The proposed regulations provide the following example for an award of restricted stock. 

F is an of U for all relevant taxable years. On January 1, 2017, corporation U grants applicable individual F 100 shares of restricted U common stock. Under the terms of the grant, the shares will be forfeited if F voluntarily terminates employment before December 31, 2019. F does not make an 83(b) election under and continues in employment with U through December 31, 2019, at which time F's rights in the stock become vested and the fair market value of a share of U stock is $109.50. The deferred deduction remuneration resulting from the vesting of the restricted stock is $10,950 ($109.50 x 100).
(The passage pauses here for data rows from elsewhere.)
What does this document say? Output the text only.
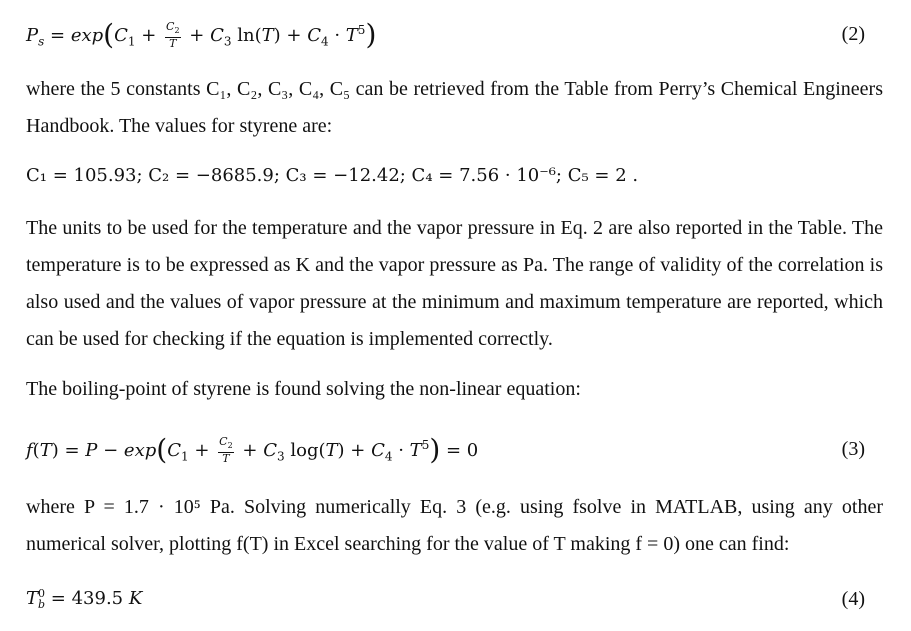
$P_s = \exp(C_1 + \frac{C_2}{T} + C_3$ $\ln(T) + C_4 \cdot T^5$)	(2)
where the 5 constants C₁, C₂, C₃, C₄, C₅ can be retrieved from the Table from Perry’s Chemical Engineers Handbook. The values for styrene are:
C₁ = 105.93; C₂ = −8685.9; C₃ = −12.42; C₄ = 7.56 · 10⁻⁶; C₅ = 2 .
The units to be used for the temperature and the vapor pressure in Eq. 2 are also reported in the Table. The temperature is to be expressed as K and the vapor pressure as Pa. The range of validity of the correlation is also used and the values of vapor pressure at the minimum and maximum temperature are reported, which can be used for checking if the equation is implemented correctly.
The boiling-point of styrene is found solving the non-linear equation:
$f(T) = P - \exp(C_1 + \frac{C_2}{T} + C_3$ $\log(T) + C_4 \cdot T^5) = 0$	(3)
where P = 1.7 · 10⁵ Pa. Solving numerically Eq. 3 (e.g. using fsolve in MATLAB, using any other numerical solver, plotting f(T) in Excel searching for the value of T making f = 0) one can find:
T 0
b = 439.5 K	(4)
The remuneration resulting from the vesting of the restricted stock is attributable to services performed by F on a daily pro rata basis over the period beginning on the date U granted the restricted stock to F and ending on December 31, 2019. Therefore, the $10,950 will be attributed to services over the 1,095 days between January 1, 2017 and December 31, 2019 (365 days per year for the 2017, 2018, and 2019 taxable years), so that $10 ($10,950 divided by 1,095) is attributed to each calendar day in this period, and remuneration of $3,650 (365 days x $10) is attributed to services performed by F in each of U's 2017, 2018, and 2019 taxable years.

The cliff vesting schedule appears to be ignored. Whether U will be able to deduct the $3,650 of remuneration attributed to F in any of the 2017, 2018, or 2019 taxable years will depend upon how much other compensation U paid to F in each of those years.